How to porting a rather complicated c++ code (Geant4) into GPU ??

Hi, I’m pretty new to CUDA programming and I’m having a problem trying to port a part of Geant4 code into GPU.

Geant4 is a particle simulation tool based on c++ program.

The main reasons why we think it difficult is as following:

  1. Geant4 simulation uses c++ instead of c programming.

  2. Geant4’s program structure is a multi-level class ( In other words, it uses class calls class method to
    complete the work }

  3. In order to let kernel function uses the class function we need to add Tag device host before each function. Could anyone gives some samrt ideas to add this Tag in front of every class’s member function ?

  4. Geant4’s each class uses many class pointer variable. Hence, we need to use CUDA Unified Memory
    to handle it ( this is a rather difficult part)

And we have use a simple c++ program to test for it

#include <iostream>
    #include <cuda_runtime.h>
    using namespace std;
     // Derived class
     class Rectangle
          int getArea()
             return (*width * *height);
          int* width;
          int* height;
    // Base class
    class Shape
        Rectangle* rect;
    __global__ void change_width(Shape* sha)
        *(sha->rect->width) = 210;
        *(sha->rect->height) = 10;
    int main(void)
        Shape* sha;
        cudaMallocManaged(&sha->rect, sizeof(Rectangle));
        *(sha->rect->width) = 20;
        *(sha->rect->height) = 10;

       // Print the area of the object.
       cout << "Total area: " << sha->rect->getArea() << endl;
       return 0;

In this code, we can port a 2-level class structure into GPU. And it works.
But you know , Geant4 is a rather big project. I am afraid that our simple idea could not fulfill the job.
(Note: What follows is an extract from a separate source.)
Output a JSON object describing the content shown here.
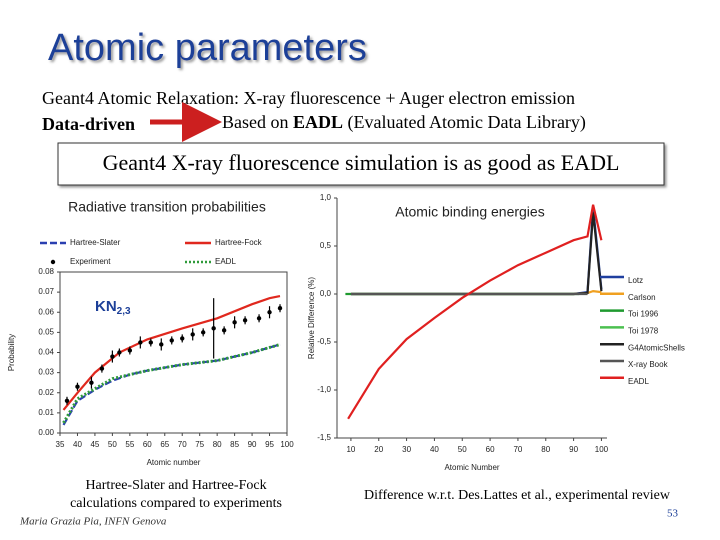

Could anyone with good experience in porting c++ code to GPU give some good advice to me??
I really don’t have idea how to handle for such a big program.
Thanks for all your help.


I think you should focus on the topic which parts of the large code base will benefit from execution on a GPU, and which parts don’t. Profile the CPU code to see which loops and function are critical ones. Focus on these.

However, often it is easier to design a project for the GPU from the ground up, instead of retroactively trying to fit an existing CPU based solution onto the CUDA GPU.

Probably a 1:1 mapping of Geant’s C++ classes and objects into CUDA is not the best way to go forward. CUDA benefits greatly from “Struct of Arrays” data storage, as opposed to arrays or lists of structs (or objects). SoA storage allows for coalesced access to the main memory, therefore allowing memory access speeds at nearly the full hardware capability. Also consider using textures and constant for read-only data storage. This will use of the GPU’s texture caches on any localized reads.

What’s generally not working well with CUDA is trying to squeeze a gazillion of classes and code into one Mega-Kernel. You will run out of registers quickly and as a result performance suffers so badly that you lose all benefits of execution on the GPU. You will most likely have to split the computation into several smaller kernels.


I think Christian is correct regarding first determining which pieces of the code will benefit from being run on the GPU.

As for implementation, you should refer to the C++ example in the CUDA samples. It demonstrates how to call kernels from inside C++. The sample is called “CppIntegration” and is inside the “0_Simple” folder in the CUDA samples.